Enter Cheshvan, the empty month. On the solar calendar we are moving toward winter in this hemisphere. The days are getting colder, the leaves have largely blown off the trees, the hills are taking on their more sere and muted late-autumn hues of soft purples and browns beneath frequently clouded skies. The outside world feels like a reflection of my internal spiritual landscape. The time for the finery of the Days of Awe is over. Now I cup my hands around a mug of tea, now I sit and breathe deeply, now I let everything that was activated and stirred-up in me by the holidays begin to settle like fallen leaves.
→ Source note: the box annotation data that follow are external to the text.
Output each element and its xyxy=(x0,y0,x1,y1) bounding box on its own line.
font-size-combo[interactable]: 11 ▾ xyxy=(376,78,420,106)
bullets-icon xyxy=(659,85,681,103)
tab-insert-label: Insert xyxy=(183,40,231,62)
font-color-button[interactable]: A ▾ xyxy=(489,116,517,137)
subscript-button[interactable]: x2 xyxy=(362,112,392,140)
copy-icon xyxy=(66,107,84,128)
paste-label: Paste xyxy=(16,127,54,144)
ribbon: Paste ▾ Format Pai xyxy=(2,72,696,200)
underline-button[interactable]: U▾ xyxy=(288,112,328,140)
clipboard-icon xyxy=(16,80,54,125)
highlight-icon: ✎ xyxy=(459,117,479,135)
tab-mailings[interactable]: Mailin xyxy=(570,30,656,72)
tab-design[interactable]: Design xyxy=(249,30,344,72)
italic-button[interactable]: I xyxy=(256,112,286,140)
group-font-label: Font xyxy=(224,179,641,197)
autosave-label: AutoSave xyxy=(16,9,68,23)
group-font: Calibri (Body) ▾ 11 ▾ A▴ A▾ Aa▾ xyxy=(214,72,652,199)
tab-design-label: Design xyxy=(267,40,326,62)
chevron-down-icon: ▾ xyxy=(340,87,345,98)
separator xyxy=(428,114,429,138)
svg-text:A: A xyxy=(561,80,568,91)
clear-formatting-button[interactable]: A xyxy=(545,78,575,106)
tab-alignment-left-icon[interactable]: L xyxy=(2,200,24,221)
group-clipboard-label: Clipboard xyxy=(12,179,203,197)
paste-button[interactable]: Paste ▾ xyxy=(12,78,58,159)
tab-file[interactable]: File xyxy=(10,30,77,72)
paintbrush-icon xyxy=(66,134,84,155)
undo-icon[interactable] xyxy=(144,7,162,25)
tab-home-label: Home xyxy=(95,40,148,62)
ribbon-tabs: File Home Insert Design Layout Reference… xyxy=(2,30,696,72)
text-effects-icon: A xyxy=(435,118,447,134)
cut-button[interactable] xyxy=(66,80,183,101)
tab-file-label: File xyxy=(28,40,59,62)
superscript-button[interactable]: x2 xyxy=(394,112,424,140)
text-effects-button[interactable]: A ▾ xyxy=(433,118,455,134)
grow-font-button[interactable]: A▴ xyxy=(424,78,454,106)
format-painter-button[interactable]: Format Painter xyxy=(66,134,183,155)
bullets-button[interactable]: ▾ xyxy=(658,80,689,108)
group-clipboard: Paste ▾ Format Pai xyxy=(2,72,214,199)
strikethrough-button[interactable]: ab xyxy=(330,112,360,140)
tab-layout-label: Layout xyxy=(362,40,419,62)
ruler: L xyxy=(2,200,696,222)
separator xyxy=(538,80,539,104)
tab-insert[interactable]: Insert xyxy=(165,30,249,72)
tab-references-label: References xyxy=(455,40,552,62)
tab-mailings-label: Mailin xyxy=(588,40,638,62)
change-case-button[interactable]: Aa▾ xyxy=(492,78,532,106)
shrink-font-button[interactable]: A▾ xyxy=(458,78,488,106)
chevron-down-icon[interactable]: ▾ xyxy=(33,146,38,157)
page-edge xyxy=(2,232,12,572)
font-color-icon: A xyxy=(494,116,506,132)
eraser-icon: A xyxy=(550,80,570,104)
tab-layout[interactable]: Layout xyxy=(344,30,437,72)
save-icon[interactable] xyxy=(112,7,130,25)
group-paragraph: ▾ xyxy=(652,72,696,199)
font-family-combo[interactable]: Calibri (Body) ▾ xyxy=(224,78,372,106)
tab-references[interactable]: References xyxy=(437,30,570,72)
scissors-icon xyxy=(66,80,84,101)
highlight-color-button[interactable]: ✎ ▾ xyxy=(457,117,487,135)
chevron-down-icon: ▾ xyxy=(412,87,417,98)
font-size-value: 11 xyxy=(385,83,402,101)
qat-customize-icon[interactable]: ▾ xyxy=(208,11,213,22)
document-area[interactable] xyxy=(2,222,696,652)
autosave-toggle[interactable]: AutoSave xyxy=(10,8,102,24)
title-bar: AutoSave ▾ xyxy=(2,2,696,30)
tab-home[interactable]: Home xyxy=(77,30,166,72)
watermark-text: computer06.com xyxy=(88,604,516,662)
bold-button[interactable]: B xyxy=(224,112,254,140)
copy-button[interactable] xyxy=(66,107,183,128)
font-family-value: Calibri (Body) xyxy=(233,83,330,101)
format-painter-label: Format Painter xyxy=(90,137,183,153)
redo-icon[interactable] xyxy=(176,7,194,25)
Cheshvan is the beginning of a spiritual fallow season. Just as the earth needs time to rest between harvest and new planting, so too do our hearts and souls. Now we let the ordinary passage of ordinary time work its magic. We trust that the coming season will somehow -- alchemically, mysteriously -- transform the discoveries and emotions of the holiday season into the inner qualities we will most need as we approach the festivals of (northern hemisphere) spring in a few months. We are like fallen leaves not yet ready to serve as mulch for spring's new growth. We are like seeds curled tight, waiting.

We can't know yet what will arise in us after the quiet winter. If we had a telescope to let us look far out to the horizon we could maybe barely glimpse the beacons of Tu BiShvat, Purim, and Pesach in the distance. But there are months between now and then. In the northern hemisphere the days are growing shorter. It's Cheshvan, the empty month. Time to let our hands be empty, let our hearts be open, let the hard work of the holiday season begin to percolate in our hearts and souls. It's Cheshvan, the empty month. Time to hunker down, tend our internal fires, and let ordinary time balm our tender places.